Çalışanlar, işlerinde gelişme olanakları arar
Çalışanların yaptıkları işlere üstlerinin ve çalışma arkadaşlarının değer vermeleri motivasyonları açısından çok önemlidir. Yetki devri çalışanlar üzerinde çok olumlu etkileri olan bir yöntemdir. Çalışanın, kendine güvenmesini ve çalışana güvenildiğini gösterir. Kişi kendisine önem verildiğini hisseder. Ayrıca kişinin işi konusunda kendini geliştirmesi için çok uygun bir yöntemdir. Bütün bunların yanında kişiye belli sorumluluklar da verilmelidir. İşte bu sorumlulukları yerine getirebilmesi için de belli yetkiler devredilmelidir. Çalışanlar, işlerinde gelişme olanakları arar. Bu, çalışanlar için çok kuvvetli bir motivasyon aracıdır. Çalışan kariyer olanaklarını, gelecekteki kariyer olanaklarını bilmek ve kariyer olanaklarını gerçekleştirirken şirketinin de kendisine destek olmasını (eğitim, teknolojik) ister.

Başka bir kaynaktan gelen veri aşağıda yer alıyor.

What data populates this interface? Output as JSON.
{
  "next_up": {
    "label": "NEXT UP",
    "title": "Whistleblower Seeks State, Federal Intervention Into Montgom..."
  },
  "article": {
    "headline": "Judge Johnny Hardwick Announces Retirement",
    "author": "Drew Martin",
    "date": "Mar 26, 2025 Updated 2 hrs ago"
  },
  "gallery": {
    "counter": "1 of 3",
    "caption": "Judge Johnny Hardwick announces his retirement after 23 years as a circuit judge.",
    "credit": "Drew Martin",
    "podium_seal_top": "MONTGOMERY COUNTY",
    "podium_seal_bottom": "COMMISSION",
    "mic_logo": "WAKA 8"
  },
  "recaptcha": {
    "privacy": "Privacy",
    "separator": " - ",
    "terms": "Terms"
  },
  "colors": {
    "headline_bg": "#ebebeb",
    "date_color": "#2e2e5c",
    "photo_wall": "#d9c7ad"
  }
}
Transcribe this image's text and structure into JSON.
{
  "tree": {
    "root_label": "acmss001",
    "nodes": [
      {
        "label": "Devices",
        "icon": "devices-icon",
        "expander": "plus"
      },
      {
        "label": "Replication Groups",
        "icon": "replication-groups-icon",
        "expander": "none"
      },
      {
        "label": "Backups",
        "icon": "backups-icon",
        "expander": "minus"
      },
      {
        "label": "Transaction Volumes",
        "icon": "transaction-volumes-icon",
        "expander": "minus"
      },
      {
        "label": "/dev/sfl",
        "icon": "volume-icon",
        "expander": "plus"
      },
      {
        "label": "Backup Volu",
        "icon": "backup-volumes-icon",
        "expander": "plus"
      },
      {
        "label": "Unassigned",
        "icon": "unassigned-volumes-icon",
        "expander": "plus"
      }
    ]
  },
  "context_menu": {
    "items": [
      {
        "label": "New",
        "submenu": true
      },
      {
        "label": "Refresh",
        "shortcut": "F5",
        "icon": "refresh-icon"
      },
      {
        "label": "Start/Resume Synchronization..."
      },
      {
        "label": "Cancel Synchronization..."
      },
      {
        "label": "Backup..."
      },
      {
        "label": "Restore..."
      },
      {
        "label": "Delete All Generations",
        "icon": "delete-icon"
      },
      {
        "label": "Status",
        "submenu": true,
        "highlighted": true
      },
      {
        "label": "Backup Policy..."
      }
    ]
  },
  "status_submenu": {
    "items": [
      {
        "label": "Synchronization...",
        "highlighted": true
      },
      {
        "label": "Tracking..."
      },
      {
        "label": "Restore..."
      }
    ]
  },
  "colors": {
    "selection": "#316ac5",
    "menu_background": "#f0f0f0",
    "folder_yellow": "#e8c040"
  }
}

İş ve özel hayat arasındaki denge de motivasyonun sağlanmasında önemli bir araçtır
Bunları sağlayamıyorsa işindeki tatminsizlik artar ve çalışanın iş yapmama, işten ayrılma gibi hareketlere yöneltir. Çalışanların toplu olarak katıldıkları geziler, yarışmalar, sosyal faaliyetler, kutlamalar vb. gibi faaliyetler kişinin motivasyonu için önemlidir. Bu faaliyetler ile çalışanın iş ve özel hayatı arasında denge sağlanmış olur. İş ve özel hayat arasındaki denge de motivasyonun sağlanmasında önemli bir araçtır. Motivasyon araçlarını kullanırken bunları birbirine bağlayan şey iletişimdir. İletişim sadece iş dünyasında değil tüm hayatımızda da önemli bir yer tutar. Birbirini anlamayan veya yanlış anlayan kişilerin çalışması, takım oluşturması ve iş yapmalarını beklemek tamamen bir hayaldir. Sağlıklı ilişkiler ancak iyi bir iletişimle sağlanır.
Yönetime ve karar alma sürecine katılımları sağlamalı
Çalışanlar ile yöneticiler arasında iletişimi artıran en önemli araçlardan biri öneri sistemleridir. Kişinin öneri sistemlerine dahil edilmesinin aidiyet duygusunu tatmin etmesi ve buna bağlı olarak saygınlık hissi uyandırması, kişinin kendisine değer verildiğini hissetmesi, verimin yükselmesi gibi olumlu etkileri vardır. Yönetici çalışanları sadece kas gücü ile iş gören kişiler olarak görmekten vazgeçip onları düşünen kişiler olarak görmesi gerekmektedir. Bunun için de belli durumlarda yönetime ve karar alma sürecine katılımlarını sağlamalı ve onları bu konuda teşvik etmelidir. İşi en iyi bilen kişinin o işi yapan kişi olduğu unutulmamalıdır.